- Reguladores estimam que rombo ligado ao Master pode superar mais de US$ 1 bilhão nas finanças do BRB, segundo autoridades ouvidas pela Justiça.
- O BRB havia adquirido créditos da Master e substituído parte deles, totalizando quase R$ 13 bilhões em créditos; a substituição de ativos já chegou a mais de R$ 10 bilhões.
- A liquidez do BRB está sendo monitorada pelo Banco Central, com possibilidade de necessidade de ações de capital público.
- O governo do Distrito Federal sinalizou disponibilidade para injections de capital, caso necessário, para sustentar o BRB.
- Testemunhos de executivos do BRB e da Master foram apresentados em audiências envolvendo o ministro Dias Toffoli; houve acareação entre Ailton de Aquino e Paulo Henrique Costa, com registros de divergências entre Costa e Daniel Vorcaro.
O Banco de Brasília (BRB) enfrenta apuro regulatório após estimativas de que operações com o Banco Master deixaram um rombo próximo de US$ 1 bilhão, segundo autoridades ouvidas pela Polícia Federal.

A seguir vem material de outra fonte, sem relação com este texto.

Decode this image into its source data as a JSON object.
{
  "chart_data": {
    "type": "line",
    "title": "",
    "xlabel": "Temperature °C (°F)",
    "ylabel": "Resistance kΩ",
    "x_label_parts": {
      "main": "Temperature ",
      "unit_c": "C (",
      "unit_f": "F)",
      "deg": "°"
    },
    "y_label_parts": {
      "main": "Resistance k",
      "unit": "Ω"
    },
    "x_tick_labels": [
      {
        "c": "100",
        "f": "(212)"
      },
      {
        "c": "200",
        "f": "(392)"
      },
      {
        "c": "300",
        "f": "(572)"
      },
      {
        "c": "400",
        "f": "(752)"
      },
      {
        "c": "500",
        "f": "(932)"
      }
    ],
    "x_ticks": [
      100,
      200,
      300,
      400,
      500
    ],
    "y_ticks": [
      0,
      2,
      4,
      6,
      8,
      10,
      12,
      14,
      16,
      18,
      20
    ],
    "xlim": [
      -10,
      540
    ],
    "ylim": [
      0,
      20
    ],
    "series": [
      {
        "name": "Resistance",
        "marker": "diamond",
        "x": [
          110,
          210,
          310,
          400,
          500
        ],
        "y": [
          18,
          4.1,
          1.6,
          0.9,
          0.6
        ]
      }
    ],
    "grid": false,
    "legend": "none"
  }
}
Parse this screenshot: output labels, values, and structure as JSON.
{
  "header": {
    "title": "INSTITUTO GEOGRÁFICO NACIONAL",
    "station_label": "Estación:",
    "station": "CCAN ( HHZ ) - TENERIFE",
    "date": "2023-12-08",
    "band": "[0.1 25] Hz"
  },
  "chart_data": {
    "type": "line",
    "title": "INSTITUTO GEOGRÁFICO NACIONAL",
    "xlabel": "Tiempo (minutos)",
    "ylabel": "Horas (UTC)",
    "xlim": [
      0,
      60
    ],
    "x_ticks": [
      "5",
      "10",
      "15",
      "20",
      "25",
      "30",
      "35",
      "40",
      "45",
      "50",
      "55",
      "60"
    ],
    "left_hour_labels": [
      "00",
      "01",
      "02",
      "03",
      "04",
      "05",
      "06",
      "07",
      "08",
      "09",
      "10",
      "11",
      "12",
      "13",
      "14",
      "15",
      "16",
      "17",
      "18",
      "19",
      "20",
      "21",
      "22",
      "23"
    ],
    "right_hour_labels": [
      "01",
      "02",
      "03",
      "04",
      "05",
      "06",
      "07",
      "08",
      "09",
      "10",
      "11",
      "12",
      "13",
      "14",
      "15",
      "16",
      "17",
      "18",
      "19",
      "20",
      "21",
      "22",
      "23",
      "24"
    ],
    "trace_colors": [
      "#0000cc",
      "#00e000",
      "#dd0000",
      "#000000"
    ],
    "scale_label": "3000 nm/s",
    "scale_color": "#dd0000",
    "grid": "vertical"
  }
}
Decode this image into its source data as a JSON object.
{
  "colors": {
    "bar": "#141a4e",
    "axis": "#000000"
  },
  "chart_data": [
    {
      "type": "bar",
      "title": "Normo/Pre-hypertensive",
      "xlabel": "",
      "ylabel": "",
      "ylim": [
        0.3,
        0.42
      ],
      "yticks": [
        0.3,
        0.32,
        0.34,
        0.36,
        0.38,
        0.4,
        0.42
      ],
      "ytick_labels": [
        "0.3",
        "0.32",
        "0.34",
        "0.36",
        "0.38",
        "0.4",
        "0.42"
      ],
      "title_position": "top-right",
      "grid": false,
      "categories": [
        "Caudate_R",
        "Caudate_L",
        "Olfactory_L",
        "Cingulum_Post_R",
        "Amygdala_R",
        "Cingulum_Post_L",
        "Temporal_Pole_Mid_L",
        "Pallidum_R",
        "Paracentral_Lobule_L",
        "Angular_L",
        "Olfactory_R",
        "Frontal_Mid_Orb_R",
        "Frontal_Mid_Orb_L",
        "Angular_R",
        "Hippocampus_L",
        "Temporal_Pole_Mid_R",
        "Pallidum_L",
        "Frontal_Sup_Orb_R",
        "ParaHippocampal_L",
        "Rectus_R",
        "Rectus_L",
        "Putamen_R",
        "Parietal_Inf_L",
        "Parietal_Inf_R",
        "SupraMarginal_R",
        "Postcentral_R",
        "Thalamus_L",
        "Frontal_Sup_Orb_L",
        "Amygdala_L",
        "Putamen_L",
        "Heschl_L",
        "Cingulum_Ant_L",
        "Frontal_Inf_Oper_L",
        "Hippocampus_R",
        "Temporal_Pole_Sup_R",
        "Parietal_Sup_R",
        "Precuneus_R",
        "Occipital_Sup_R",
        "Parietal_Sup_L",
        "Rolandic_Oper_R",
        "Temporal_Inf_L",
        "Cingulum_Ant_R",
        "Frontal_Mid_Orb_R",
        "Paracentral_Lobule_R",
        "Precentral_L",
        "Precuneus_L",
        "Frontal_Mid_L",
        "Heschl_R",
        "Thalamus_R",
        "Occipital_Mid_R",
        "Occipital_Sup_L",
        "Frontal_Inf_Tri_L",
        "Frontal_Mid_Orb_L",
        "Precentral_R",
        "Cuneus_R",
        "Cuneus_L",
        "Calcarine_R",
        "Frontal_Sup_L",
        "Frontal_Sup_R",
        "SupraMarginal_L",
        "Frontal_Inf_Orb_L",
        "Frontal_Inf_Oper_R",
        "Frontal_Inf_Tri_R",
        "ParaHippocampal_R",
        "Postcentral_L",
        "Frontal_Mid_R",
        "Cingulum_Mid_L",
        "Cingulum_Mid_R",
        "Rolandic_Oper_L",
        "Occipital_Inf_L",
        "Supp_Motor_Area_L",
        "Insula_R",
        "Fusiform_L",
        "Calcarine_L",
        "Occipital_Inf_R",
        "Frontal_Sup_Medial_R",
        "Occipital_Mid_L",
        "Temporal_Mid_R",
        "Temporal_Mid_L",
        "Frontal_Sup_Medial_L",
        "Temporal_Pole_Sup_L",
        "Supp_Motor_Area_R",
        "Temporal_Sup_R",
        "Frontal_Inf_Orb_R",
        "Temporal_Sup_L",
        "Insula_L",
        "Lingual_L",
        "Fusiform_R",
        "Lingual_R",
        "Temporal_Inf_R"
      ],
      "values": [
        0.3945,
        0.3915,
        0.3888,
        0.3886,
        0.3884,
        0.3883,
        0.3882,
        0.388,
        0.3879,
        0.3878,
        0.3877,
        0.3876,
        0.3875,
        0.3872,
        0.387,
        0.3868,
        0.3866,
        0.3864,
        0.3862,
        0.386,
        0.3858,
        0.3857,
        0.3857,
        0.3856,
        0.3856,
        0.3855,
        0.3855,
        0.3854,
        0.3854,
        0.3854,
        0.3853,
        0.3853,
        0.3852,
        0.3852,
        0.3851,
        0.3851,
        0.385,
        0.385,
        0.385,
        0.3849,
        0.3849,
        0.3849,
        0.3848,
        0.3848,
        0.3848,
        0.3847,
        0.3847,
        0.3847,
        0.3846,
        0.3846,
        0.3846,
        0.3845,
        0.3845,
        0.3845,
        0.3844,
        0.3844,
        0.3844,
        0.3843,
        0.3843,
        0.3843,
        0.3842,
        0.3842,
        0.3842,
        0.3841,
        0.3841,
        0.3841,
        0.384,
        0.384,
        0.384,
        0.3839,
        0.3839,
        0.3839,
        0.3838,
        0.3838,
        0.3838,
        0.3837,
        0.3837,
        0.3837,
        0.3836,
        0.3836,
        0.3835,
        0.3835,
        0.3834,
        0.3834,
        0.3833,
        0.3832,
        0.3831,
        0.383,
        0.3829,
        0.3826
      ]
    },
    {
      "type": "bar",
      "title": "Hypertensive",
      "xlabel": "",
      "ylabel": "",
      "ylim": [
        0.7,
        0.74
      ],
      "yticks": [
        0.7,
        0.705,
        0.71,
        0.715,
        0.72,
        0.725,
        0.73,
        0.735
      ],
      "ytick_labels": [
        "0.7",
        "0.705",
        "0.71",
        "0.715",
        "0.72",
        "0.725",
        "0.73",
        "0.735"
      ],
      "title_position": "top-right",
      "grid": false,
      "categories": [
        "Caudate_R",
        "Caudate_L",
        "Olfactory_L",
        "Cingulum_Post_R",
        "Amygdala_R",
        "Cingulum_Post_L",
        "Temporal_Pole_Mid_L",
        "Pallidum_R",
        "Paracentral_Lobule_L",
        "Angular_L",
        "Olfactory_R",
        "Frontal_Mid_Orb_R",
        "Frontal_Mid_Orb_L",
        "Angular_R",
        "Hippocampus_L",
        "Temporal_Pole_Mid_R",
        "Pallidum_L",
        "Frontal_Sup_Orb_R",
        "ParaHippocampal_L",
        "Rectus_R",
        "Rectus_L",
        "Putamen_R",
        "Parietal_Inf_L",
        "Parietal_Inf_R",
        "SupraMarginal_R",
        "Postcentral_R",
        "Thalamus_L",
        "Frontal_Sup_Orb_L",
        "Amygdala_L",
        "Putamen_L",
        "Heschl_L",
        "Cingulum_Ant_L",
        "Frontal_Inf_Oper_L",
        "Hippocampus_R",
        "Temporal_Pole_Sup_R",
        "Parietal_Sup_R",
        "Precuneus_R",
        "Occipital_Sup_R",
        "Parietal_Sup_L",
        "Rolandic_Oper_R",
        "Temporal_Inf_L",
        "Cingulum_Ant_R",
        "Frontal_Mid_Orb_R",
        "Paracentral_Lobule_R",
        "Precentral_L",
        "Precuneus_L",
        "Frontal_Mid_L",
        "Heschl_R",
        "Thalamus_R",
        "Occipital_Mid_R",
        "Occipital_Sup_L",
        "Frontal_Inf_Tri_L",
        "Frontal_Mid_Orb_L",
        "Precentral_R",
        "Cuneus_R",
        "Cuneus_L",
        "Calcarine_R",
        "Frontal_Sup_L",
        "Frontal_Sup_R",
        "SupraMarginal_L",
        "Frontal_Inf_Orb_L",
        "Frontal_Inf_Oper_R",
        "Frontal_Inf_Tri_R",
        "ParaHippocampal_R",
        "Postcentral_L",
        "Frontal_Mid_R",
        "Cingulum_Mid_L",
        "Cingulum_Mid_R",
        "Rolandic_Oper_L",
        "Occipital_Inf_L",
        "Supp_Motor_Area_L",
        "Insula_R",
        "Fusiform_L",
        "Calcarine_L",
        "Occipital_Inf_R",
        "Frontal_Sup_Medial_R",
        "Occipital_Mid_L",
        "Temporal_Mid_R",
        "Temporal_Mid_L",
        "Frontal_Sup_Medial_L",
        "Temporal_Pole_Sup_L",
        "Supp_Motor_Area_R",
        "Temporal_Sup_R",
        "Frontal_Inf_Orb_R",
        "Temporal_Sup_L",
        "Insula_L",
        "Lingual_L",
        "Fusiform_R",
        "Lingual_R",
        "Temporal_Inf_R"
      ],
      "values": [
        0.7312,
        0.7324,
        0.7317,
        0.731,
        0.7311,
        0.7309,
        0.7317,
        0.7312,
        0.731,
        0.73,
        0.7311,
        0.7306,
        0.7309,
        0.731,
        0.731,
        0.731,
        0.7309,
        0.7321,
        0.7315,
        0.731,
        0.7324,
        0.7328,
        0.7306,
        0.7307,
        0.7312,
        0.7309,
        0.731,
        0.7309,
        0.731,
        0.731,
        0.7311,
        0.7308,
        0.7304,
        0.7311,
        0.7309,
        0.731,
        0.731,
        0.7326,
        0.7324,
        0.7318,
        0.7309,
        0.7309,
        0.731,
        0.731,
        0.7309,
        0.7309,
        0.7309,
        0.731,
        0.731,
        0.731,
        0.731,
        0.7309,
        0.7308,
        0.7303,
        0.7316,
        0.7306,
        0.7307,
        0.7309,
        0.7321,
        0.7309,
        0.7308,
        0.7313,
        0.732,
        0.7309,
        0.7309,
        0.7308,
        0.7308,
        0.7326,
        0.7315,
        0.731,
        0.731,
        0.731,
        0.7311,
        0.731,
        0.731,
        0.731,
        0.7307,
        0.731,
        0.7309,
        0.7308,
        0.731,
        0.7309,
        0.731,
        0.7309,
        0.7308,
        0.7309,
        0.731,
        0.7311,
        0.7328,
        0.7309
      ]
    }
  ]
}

O BC aponta que ativos de baixa qualidade no BRB aumentaram ao trocar carteiras de crédito compradas do Master.
A avaliação foi apresentada por Ailton de Aquino, diretor de supervisão do Banco Central, durante audiência realizada no dia 30 de dezembro. Depoimentos de Aquino, do ex-CEO do BRB Paulo Henrique Costa e do CEO do Master, Daniel Vorcaro, foram tornados públicos nesta semana.
A virada de cenário acontece em meio à análise de autoridades sobre a liquidez do BRB, que pode exigir apoio estatal. O governo do Distrito Federal já sinalizou que pode aportar capital, caso seja necessário, segundo o secretário de Economia, Daniel Izaias.
Detalhes do rombo e origem dos créditos
As autoridades afirmam que o BRB comprou créditos vinculados à Master equivalentes a quase R$ 13 bilhões, em operações apresentadas como forma de reforçar a liquidez. Os créditos teriam sido gerados por empresas criadas pouco antes das vendas.
O BRB informou ter substituído mais de R$ 10 bilhões desses ativos. A avaliação aponta que muitos créditos não tinham capacidade financeira para gerar negócios, o que contribuiu para o quadro de ativos duvidosos.
Contexto institucional e consequências regulatórias
O BRB é um banco estatal ligado ao governo do Distrito Federal, que controla o banco e planejou expansão para outros estados a partir de 2019. Em 2023, o BRB anunciou a intenção de adquirir o Master, operação que enfrentou rejeição regulatória em setembro e levou à liquidação do Master em novembro.
As autoridades destacam que o rombo pode ter impactos mais amplos do que ocorrências isoladas envolvendo o Master, dado o porte similar dos balanços e a exposição a ativos de crédito. O BC acompanha de perto a liquidez do BRB.
Costa, demitido durante a investigação, afirmou que o BRB alertou o BC sobre padrões diferentes na documentação de parte dos créditos. Vorcaro disse ter tido contato com o governo, mas negou que relações políticas tenham influenciado a decisão de negócio.
Perspectivas e próximos passos
O governo do Distrito Federal acompanha o caso e o BRB contratou auditor externo para apurar irregularidades. Vorcaro mencionou que o BRB agiu de modo técnico, sem viés político, durante a negociação com a Master.
As audiências de dezembro foram marcadas após ordem do ministro do STF Dias Toffoli para acareação entre Aquino e os executivos. A acareação acabou ocorrendo apenas entre Costa e Aquino, com Toffoli deixando a decisão para a polícia.